A Samsung Economic Research Institute (SERI) report found Koreans spent approximately 14 trillion won annually on private English tutoring, almost half of the entire household spending on private education, which has grown rapidly over the past decade.

A National Statistical Office (NSO) report showed that annual household spending on private education during the incumbent Roh Moo-hyun administration totaled 21 trillion won. Experts said that the actual figure is much larger than that.

Chairwoman Lee stated the new government views this problem as serious.

She said the surging household spending on English education is "not an educational problem but a social one."

Korea is struggling to cope with an English divide between children from wealthy parents and those from lower-income families.

In the presidential campaign, President-elect Lee pointed out that the vicious circle of poverty could come a result of the English divide.

He pledged to strengthen English education in public schools so that high school graduates will be able to speak English fluently.

The team said it had reviewed training programs for 3,000 Korean teachers and the setting up of a qualification system for native-English speakers and after school programs at elementary schools.

David Francis, a former team leader of an English immersion program at Young Hoon Elementary School in Seoul, told The Korea Times that the transition team needs to work on the details of these programs.
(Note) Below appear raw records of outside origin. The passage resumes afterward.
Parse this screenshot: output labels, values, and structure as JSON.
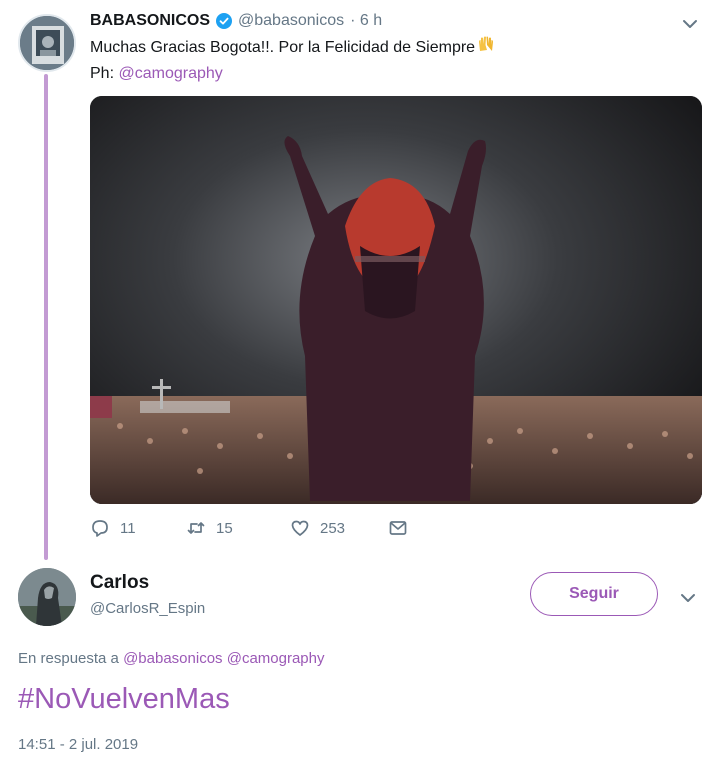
{
  "tweet": {
    "author_name": "BABASONICOS",
    "author_handle": "@babasonicos",
    "time": "· 6 h",
    "text": "Muchas Gracias Bogota!!. Por la Felicidad de Siempre",
    "credit_prefix": "Ph:",
    "credit_mention": "@camography",
    "icons": [
      "verified-badge-icon",
      "chevron-down-icon",
      "raising-hands-icon"
    ],
    "actions": {
      "replies": "11",
      "retweets": "15",
      "likes": "253"
    },
    "accent_color": "#9b59b6"
  },
  "reply": {
    "author_name": "Carlos",
    "author_handle": "@CarlosR_Espin",
    "follow_label": "Seguir",
    "reply_prefix": "En respuesta a",
    "reply_mention_1": "@babasonicos",
    "reply_mention_2": "@camography",
    "text": "#NoVuelvenMas",
    "timestamp": "14:51 - 2 jul. 2019"
  }
}
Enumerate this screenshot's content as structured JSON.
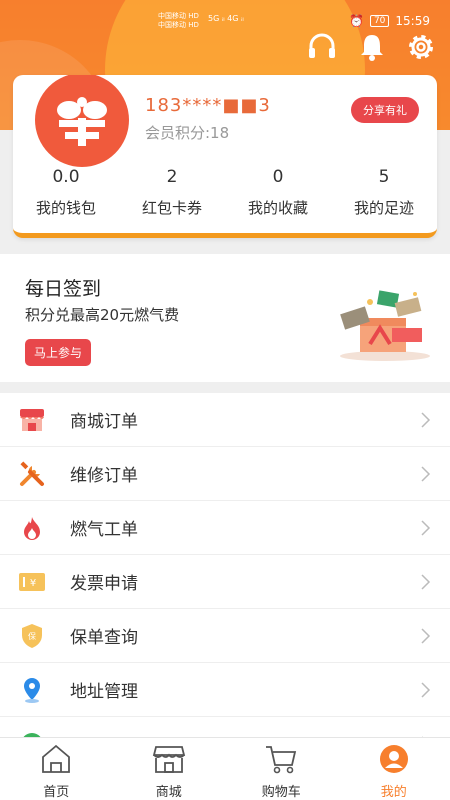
{
  "status_bar": {
    "carrier_line1": "中国移动 HD",
    "carrier_line2": "中国移动 HD",
    "signal": "5G ᵢₗ 4G ᵢₗ",
    "battery": "70",
    "time": "15:59"
  },
  "header_icons": [
    "headset-icon",
    "bell-icon",
    "gear-icon"
  ],
  "user": {
    "phone": "183****■■3",
    "points_label": "会员积分:18",
    "share_button": "分享有礼"
  },
  "stats": [
    {
      "num": "0.0",
      "label": "我的钱包"
    },
    {
      "num": "2",
      "label": "红包卡券"
    },
    {
      "num": "0",
      "label": "我的收藏"
    },
    {
      "num": "5",
      "label": "我的足迹"
    }
  ],
  "signin": {
    "title": "每日签到",
    "subtitle": "积分兑最高20元燃气费",
    "button": "马上参与"
  },
  "menu": [
    {
      "label": "商城订单",
      "icon": "shop-icon"
    },
    {
      "label": "维修订单",
      "icon": "tools-icon"
    },
    {
      "label": "燃气工单",
      "icon": "flame-icon"
    },
    {
      "label": "发票申请",
      "icon": "invoice-icon"
    },
    {
      "label": "保单查询",
      "icon": "shield-icon"
    },
    {
      "label": "地址管理",
      "icon": "location-icon"
    },
    {
      "label": "",
      "icon": "service-icon"
    }
  ],
  "bottom_nav": [
    {
      "label": "首页",
      "icon": "home-icon"
    },
    {
      "label": "商城",
      "icon": "store-icon"
    },
    {
      "label": "购物车",
      "icon": "cart-icon"
    },
    {
      "label": "我的",
      "icon": "profile-icon",
      "active": true
    }
  ],
  "colors": {
    "accent_orange": "#f77f2d",
    "accent_red": "#e8474b",
    "card_underline": "#f39a1e"
  }
}
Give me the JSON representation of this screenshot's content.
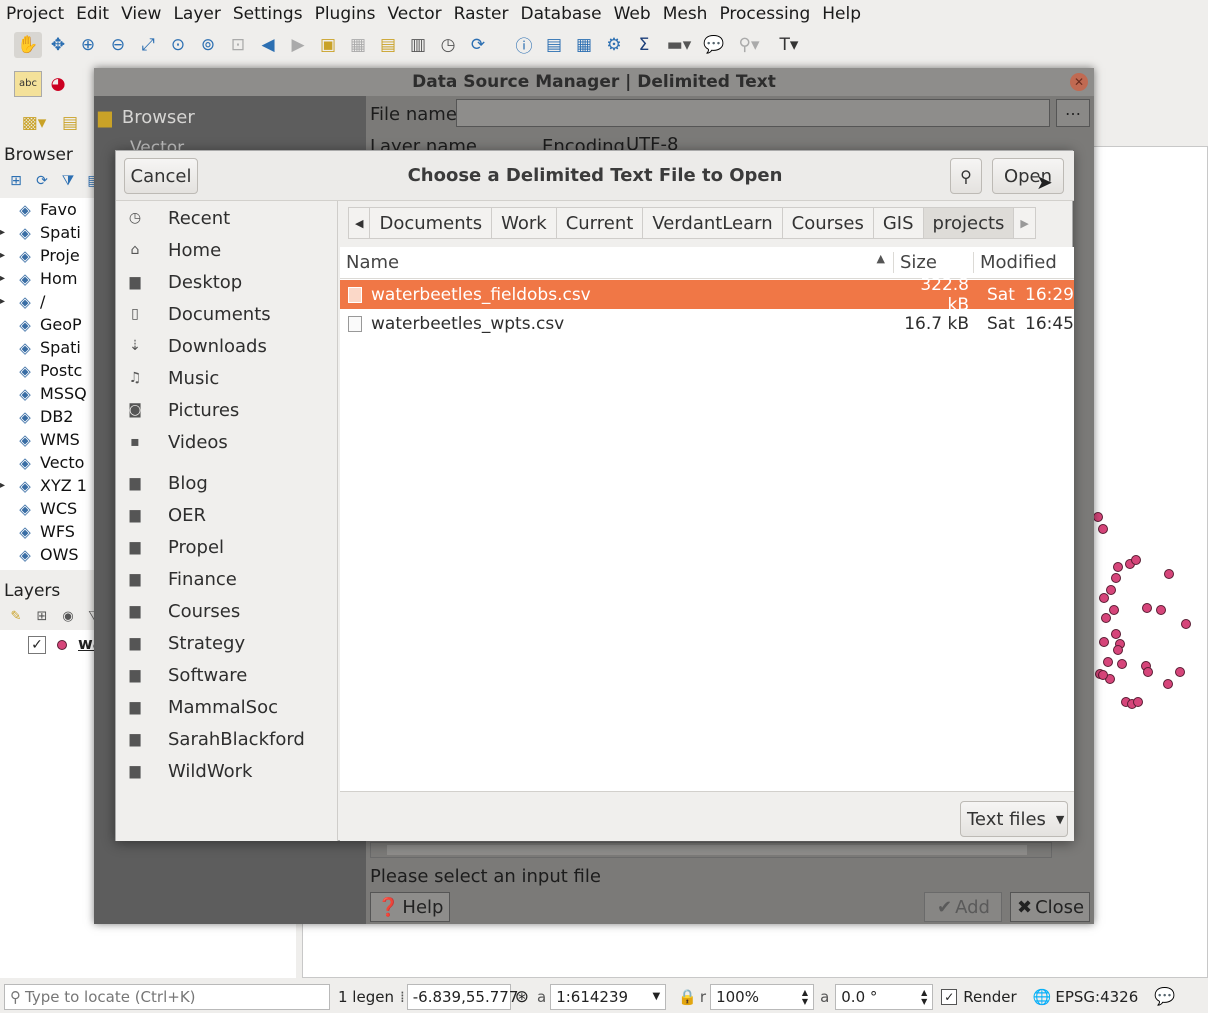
{
  "menubar": [
    "Project",
    "Edit",
    "View",
    "Layer",
    "Settings",
    "Plugins",
    "Vector",
    "Raster",
    "Database",
    "Web",
    "Mesh",
    "Processing",
    "Help"
  ],
  "browser_panel": {
    "title": "Browser",
    "items": [
      {
        "label": "Favo",
        "icon": "star-icon",
        "arrow": ""
      },
      {
        "label": "Spati",
        "icon": "spatial-bookmark-icon",
        "arrow": "▸"
      },
      {
        "label": "Proje",
        "icon": "project-home-icon",
        "arrow": "▸"
      },
      {
        "label": "Hom",
        "icon": "home-folder-icon",
        "arrow": "▸"
      },
      {
        "label": "/",
        "icon": "folder-icon",
        "arrow": "▸"
      },
      {
        "label": "GeoP",
        "icon": "geopackage-icon",
        "arrow": ""
      },
      {
        "label": "Spati",
        "icon": "spatialite-icon",
        "arrow": ""
      },
      {
        "label": "Postc",
        "icon": "postgis-icon",
        "arrow": ""
      },
      {
        "label": "MSSQ",
        "icon": "mssql-icon",
        "arrow": ""
      },
      {
        "label": "DB2",
        "icon": "db2-icon",
        "arrow": ""
      },
      {
        "label": "WMS",
        "icon": "wms-icon",
        "arrow": ""
      },
      {
        "label": "Vecto",
        "icon": "vector-tile-icon",
        "arrow": ""
      },
      {
        "label": "XYZ 1",
        "icon": "xyz-tiles-icon",
        "arrow": "▸"
      },
      {
        "label": "WCS",
        "icon": "wcs-icon",
        "arrow": ""
      },
      {
        "label": "WFS",
        "icon": "wfs-icon",
        "arrow": ""
      },
      {
        "label": "OWS",
        "icon": "ows-icon",
        "arrow": ""
      }
    ]
  },
  "layers_panel": {
    "title": "Layers",
    "layer_label": "wa"
  },
  "dsm": {
    "title": "Data Source Manager | Delimited Text",
    "sidebar_items": [
      "Browser",
      "Vector"
    ],
    "file_name_label": "File name",
    "file_name_value": "",
    "browse_label": "…",
    "layer_name_label": "Layer name",
    "encoding_label": "Encoding",
    "encoding_value": "UTF-8",
    "status_message": "Please select an input file",
    "help_label": "Help",
    "add_label": "Add",
    "close_label": "Close"
  },
  "file_chooser": {
    "title": "Choose a Delimited Text File to Open",
    "cancel_label": "Cancel",
    "open_label": "Open",
    "places": [
      {
        "label": "Recent",
        "icon": "recent-icon",
        "glyph": "◷"
      },
      {
        "label": "Home",
        "icon": "home-icon",
        "glyph": "⌂"
      },
      {
        "label": "Desktop",
        "icon": "folder-icon",
        "glyph": "▆"
      },
      {
        "label": "Documents",
        "icon": "document-icon",
        "glyph": "▯"
      },
      {
        "label": "Downloads",
        "icon": "download-icon",
        "glyph": "⇣"
      },
      {
        "label": "Music",
        "icon": "music-icon",
        "glyph": "♫"
      },
      {
        "label": "Pictures",
        "icon": "camera-icon",
        "glyph": "◙"
      },
      {
        "label": "Videos",
        "icon": "video-icon",
        "glyph": "▪"
      }
    ],
    "bookmarks": [
      "Blog",
      "OER",
      "Propel",
      "Finance",
      "Courses",
      "Strategy",
      "Software",
      "MammalSoc",
      "SarahBlackford",
      "WildWork"
    ],
    "path": [
      "Documents",
      "Work",
      "Current",
      "VerdantLearn",
      "Courses",
      "GIS",
      "projects"
    ],
    "columns": {
      "name": "Name",
      "size": "Size",
      "modified": "Modified"
    },
    "files": [
      {
        "name": "waterbeetles_fieldobs.csv",
        "size": "322.8 kB",
        "day": "Sat",
        "time": "16:29",
        "selected": true
      },
      {
        "name": "waterbeetles_wpts.csv",
        "size": "16.7 kB",
        "day": "Sat",
        "time": "16:45",
        "selected": false
      }
    ],
    "filter_label": "Text files"
  },
  "statusbar": {
    "locate_placeholder": "Type to locate (Ctrl+K)",
    "legend_text": "1 legen",
    "coordinate_value": "-6.839,55.777",
    "scale_value": "1:614239",
    "magnifier_value": "100%",
    "rotation_value": "0.0 °",
    "render_label": "Render",
    "crs_label": "EPSG:4326"
  },
  "colors": {
    "selection": "#f07746",
    "point_fill": "#d6457a"
  }
}
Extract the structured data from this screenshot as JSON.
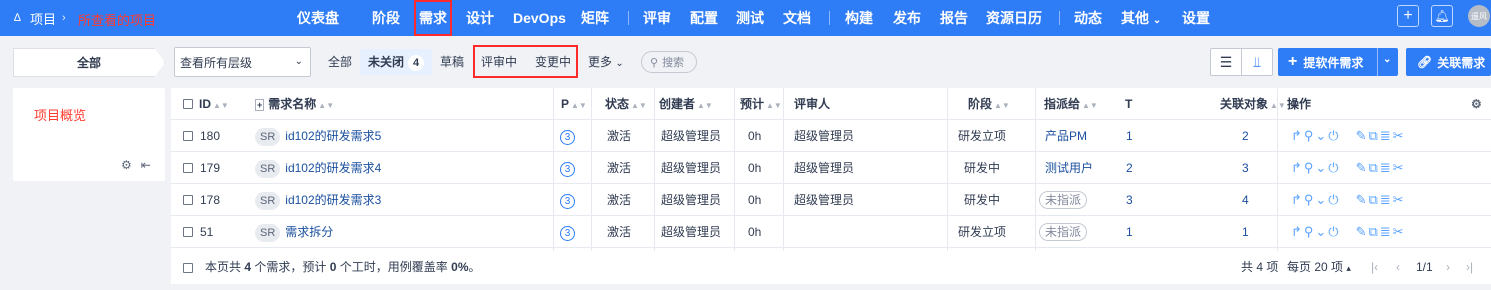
{
  "nav": {
    "brand": "项目",
    "project_name": "所查看的项目",
    "items": [
      "仪表盘",
      "阶段",
      "需求",
      "设计",
      "DevOps",
      "矩阵",
      "评审",
      "配置",
      "测试",
      "文档",
      "构建",
      "发布",
      "报告",
      "资源日历",
      "动态",
      "其他",
      "设置"
    ],
    "active": "需求",
    "avatar": "遥风"
  },
  "toolbar": {
    "all_label": "全部",
    "level_select": "查看所有层级",
    "tabs": {
      "all": "全部",
      "unclosed": "未关闭",
      "unclosed_count": "4",
      "draft": "草稿",
      "reviewing": "评审中",
      "changing": "变更中",
      "more": "更多"
    },
    "search_placeholder": "搜索",
    "create_button": "提软件需求",
    "link_button": "关联需求"
  },
  "left_panel": {
    "title": "项目概览"
  },
  "table": {
    "columns": {
      "id": "ID",
      "name": "需求名称",
      "pri": "P",
      "status": "状态",
      "creator": "创建者",
      "estimate": "预计",
      "reviewer": "评审人",
      "stage": "阶段",
      "assignee": "指派给",
      "t": "T",
      "linked": "关联对象",
      "actions": "操作"
    },
    "rows": [
      {
        "id": "180",
        "type": "SR",
        "name": "id102的研发需求5",
        "pri": "3",
        "status": "激活",
        "creator": "超级管理员",
        "estimate": "0h",
        "reviewer": "超级管理员",
        "stage": "研发立项",
        "assignee": "产品PM",
        "assigned": true,
        "t": "1",
        "linked": "2"
      },
      {
        "id": "179",
        "type": "SR",
        "name": "id102的研发需求4",
        "pri": "3",
        "status": "激活",
        "creator": "超级管理员",
        "estimate": "0h",
        "reviewer": "超级管理员",
        "stage": "研发中",
        "assignee": "测试用户",
        "assigned": true,
        "t": "2",
        "linked": "3"
      },
      {
        "id": "178",
        "type": "SR",
        "name": "id102的研发需求3",
        "pri": "3",
        "status": "激活",
        "creator": "超级管理员",
        "estimate": "0h",
        "reviewer": "超级管理员",
        "stage": "研发中",
        "assignee": "未指派",
        "assigned": false,
        "t": "3",
        "linked": "4"
      },
      {
        "id": "51",
        "type": "SR",
        "name": "需求拆分",
        "pri": "3",
        "status": "激活",
        "creator": "超级管理员",
        "estimate": "0h",
        "reviewer": "",
        "stage": "研发立项",
        "assignee": "未指派",
        "assigned": false,
        "t": "1",
        "linked": "1"
      }
    ]
  },
  "footer": {
    "summary_prefix": "本页共",
    "summary_count": "4",
    "summary_mid": "个需求，预计",
    "summary_hours": "0",
    "summary_mid2": "个工时，用例覆盖率",
    "summary_cov": "0%",
    "summary_end": "。",
    "total": "共 4 项",
    "per_page": "每页 20 项",
    "page": "1/1"
  }
}
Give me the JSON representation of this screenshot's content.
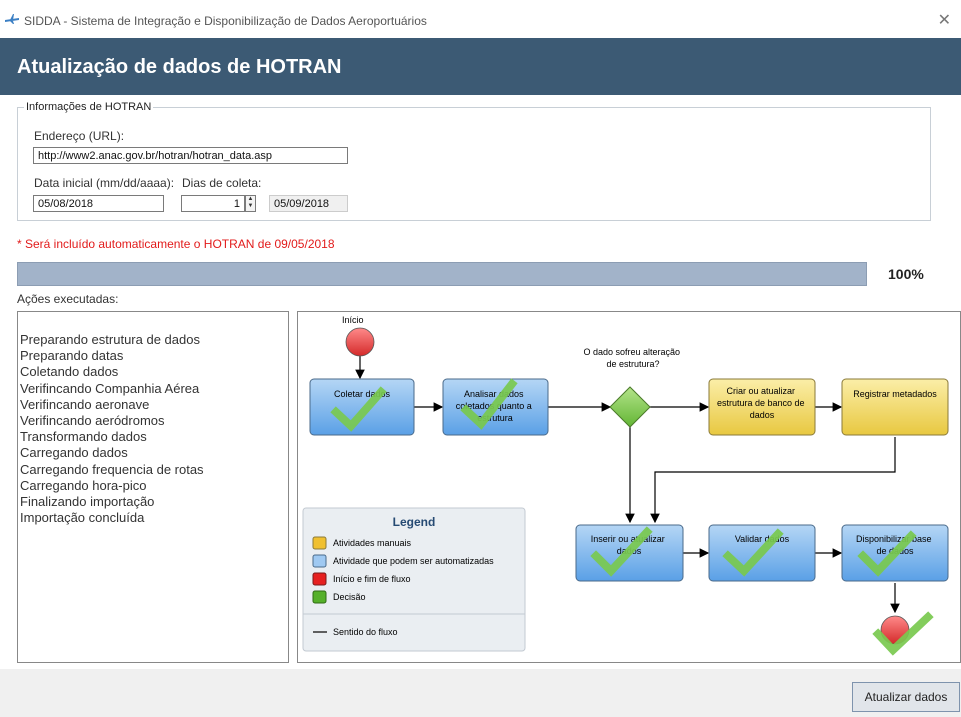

Francis said effective English-content courses need to include two core conditions ― qualified native-speaking educators and small class sizes.

"Daily language instruction should begin at grade one elementary, no later. During language instruction time the traditional classroom of forty students needs to be split up into at least two or if possible three smaller groups," he said.

Francis has taught literature, the humanities, and language in five countries including Singapore and Indonesia over the last fourteen years before joining Young Hoon Elementary School.

Andy Jackson, who teaches American Government at the Lakeland College bridge program at Ansan College, said English-language content courses would have to be taught as part of a program, rather than on an ad hoc basis, to be effective.

"The program would have to include a year of English immersion (with a test-out option) before content courses begin," he said.

The question is if strengthening the training program for English teachers in public schools will help achieve the policy goal.

A KBS survey in 2005 showed that 272 middle and high school teachers' average score on the Test of English for International Communication (TOEIC) was 718 out of 990.

According to KBS, these teachers had completed a 6-month long English language program before the survey.

The average TOEIC score of the teachers was slightly higher than the English requirement for college graduate job applicants at companies, which is 700.

This result indicates the training program for English teachers may be of little help in achieving the transition team's goal.